The Passion of the Christ
By Al Berrios (contact Al Berrios)

I went to check out this Passion movie on Friday. As expected, the theatre was packed. It was a massive theatre down on 42nd and 8th. The line started at 5 for a 6:15 showing. Viewers were orderly. Yes, the movie was gory in the extreme, but I believe it was a necessary gory. At the end, there were many who were sobbing, but everyone clapped. It was a masterpiece that had all the ingredients of past masterpieces. Well done, Mr. Gibson.

Why did this odd movie perform so well? You're probably attributing it to Mel Gibson's "innovative" grassroots church marketing. But before you go and recruit deckons and alter boys for your next campaign, remember the following:

1. This movie was released during a time of religious questioning in our society. Catholic priests have let us down. Awareness of Islam has increased, unfortunately, due to terrorism. And the hot-button political topic today is defining the meaning of marriage, which arguably crosses the line between church and state. Clearly, a movie about religion was going to attract major attention in this environment from a larger percentage of the population than usual.

2. The story of that last day of Jesus isn't a new one. It's one of the oldest known. Viewers didn't come to be surprised, they came to have their beliefs reaffirmed. Familiarity is one of the major components to our influence model and it's clearly an active component to the success of this movie.

3. Critics believed that any movie filmed in two dead languages (Aramaic and Latin) with English subtitles couldn't attract a large enough crowd. But perhaps these critics don't watch too many subtitled movies to know that "Passion" was brilliant in its simple, plain English, broken into the shortest of sentences. The movie was so powerful, not every word required a subtitle, and yet, there was nothing left unanswered. Remember, EVERYONE knows this story, so the imagery alone was enough. The subtitles were merely extra. And because they didn't attempt to translate complex nuances in the language, just tell you what you already know, it was really no problem. Even my mom, who speaks and reads English, but who's more comfortable in her first language, Spanish, told me whether a scene was directly from the Bible or not. (She's read that book a lot more times than me.)

When your product or service touches upon societal events, encompasses familiarity with something already known to your target audience, and keeps it simple so everyone can understand it, then you have a winning combination that will work. Church marketing just made sense in this case, but please don't go thinking that just because church people clean that you can violate the last place we have left on Earth without advertising with coupons for your cleaning products included in their hymn books.

In my opinion this movie was important to those of us who have gotten our toes stubbed on the furniture and subsequently proceeded to curse our furniture. It was important for those of us who have gotten really painful papercuts and have felt as though our entire hand was out of commission. If you believe you've suffered a lot, and feel this world cuts you no breaks, you need to watch this movie.

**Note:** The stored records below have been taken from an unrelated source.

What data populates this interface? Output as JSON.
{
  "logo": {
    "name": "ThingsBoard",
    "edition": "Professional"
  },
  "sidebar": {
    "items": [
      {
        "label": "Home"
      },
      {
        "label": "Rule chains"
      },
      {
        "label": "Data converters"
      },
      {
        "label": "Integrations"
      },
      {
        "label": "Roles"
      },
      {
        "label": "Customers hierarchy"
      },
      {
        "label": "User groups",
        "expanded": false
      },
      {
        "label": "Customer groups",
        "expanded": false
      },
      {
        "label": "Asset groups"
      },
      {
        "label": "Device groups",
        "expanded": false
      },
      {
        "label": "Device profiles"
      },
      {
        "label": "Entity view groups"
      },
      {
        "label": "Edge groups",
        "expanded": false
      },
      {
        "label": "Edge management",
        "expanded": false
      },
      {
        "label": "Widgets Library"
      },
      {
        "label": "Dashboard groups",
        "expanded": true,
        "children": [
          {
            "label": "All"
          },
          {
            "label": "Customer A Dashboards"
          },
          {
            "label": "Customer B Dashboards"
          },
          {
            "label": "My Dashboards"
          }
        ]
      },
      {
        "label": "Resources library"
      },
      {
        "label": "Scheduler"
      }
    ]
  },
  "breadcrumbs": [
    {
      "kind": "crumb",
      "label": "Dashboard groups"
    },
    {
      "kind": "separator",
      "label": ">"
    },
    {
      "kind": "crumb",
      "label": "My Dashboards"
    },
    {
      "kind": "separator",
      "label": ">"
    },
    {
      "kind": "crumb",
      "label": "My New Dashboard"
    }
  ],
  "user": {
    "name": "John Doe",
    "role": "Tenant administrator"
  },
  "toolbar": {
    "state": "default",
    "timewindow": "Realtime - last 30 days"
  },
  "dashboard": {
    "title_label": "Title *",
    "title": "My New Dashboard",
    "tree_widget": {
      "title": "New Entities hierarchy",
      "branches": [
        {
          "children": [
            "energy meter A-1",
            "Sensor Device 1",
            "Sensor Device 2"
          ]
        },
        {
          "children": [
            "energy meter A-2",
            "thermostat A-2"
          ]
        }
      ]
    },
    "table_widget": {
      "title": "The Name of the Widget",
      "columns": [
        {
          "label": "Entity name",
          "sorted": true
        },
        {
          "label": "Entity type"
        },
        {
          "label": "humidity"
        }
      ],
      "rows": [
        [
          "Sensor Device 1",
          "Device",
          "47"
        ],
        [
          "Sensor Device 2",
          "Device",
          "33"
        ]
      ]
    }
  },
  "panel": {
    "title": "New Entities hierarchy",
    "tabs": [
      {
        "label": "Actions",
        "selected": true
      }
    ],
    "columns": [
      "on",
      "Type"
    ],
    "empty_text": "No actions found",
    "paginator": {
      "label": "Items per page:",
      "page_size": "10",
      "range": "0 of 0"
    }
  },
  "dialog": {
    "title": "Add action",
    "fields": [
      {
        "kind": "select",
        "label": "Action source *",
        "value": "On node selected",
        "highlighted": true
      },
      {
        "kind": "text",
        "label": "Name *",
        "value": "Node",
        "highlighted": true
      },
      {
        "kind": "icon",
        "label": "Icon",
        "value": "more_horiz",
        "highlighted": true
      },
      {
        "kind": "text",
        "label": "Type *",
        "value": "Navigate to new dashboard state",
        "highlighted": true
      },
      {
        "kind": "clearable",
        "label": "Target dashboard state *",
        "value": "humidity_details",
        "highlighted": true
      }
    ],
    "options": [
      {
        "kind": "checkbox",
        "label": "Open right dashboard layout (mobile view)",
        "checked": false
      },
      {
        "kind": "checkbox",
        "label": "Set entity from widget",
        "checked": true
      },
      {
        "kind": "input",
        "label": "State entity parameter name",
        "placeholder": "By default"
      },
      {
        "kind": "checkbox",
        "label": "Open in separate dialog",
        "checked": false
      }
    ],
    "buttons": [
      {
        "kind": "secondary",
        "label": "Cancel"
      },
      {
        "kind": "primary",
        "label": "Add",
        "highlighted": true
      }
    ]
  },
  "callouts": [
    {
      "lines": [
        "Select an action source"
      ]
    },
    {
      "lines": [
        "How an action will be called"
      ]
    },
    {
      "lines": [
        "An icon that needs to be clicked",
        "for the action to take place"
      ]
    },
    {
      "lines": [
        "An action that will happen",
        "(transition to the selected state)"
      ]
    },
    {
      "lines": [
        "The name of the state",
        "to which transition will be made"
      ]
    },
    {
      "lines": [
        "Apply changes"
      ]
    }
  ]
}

Never before have I felt like such a spoiled, sissy-fied, lazy, good-for-nothing member of my generation. After seeing how Jesus suffered before he was killed, I REALLY can't complain. And honestly, neither can you. Jesus, as religious as this may sound, was a real role model. Not only did he go through the worse punishments imaginable, he took them all like a man. The most amazing thing is that he KNEW what was going to happen to him, and could have easily not let it happen to him. But he had a point to make. He was a man of principle. And through his action, he hoped to change the world. I'm not a religious person, but I think I finally understand why the rest of the world loves him so much.

This movie may not drive me to church (though I'm sure it will drive many on it's way to making several hundred million bucks around the world; $117 million as of this writing) but I realize that whenever I feel like my life's going nowhere or something hurts me, I just have to remember Jesus to find the strength and courage to move on. (Note: If you're not a believer in Jesus, then find your strength in whoever your role model is, because I'm sure they suffered equally on their way to becoming your role model, too.)

Another opinion... Was this movie anti-semetic? It's about as politically incorrect as your average show on TV, folks. Certain words used to describe the Jewish people weren't meant as an insult, but merely to be as accurate as possible to the sentiments of those who governed the Jewish people during that time. If you're mature, you'd understand that.

I do believe that this movie makes more real how the Jewish people treated Jesus, also a Jew. Sure, it's one thing to read it in the Bible, but to actually see how much they hated Jesus, especially since the audience knows who he is, may re-inforce anti-semetic beliefs in people.

It's no secret that Jewish people have cultural differences unique amongst themselves. Often, these cultural differences may be interpreted as offensive and hurtful to non-Jewish people. But that doesn't mean that your culture is free of offensive and hurtful nuances as well. The challenge, or better yet, the reward as a mature member of our society, is in overcoming these differences, to discover successful relationships with each other.

Hating lost us one messiah. Don't let the hate lose us another.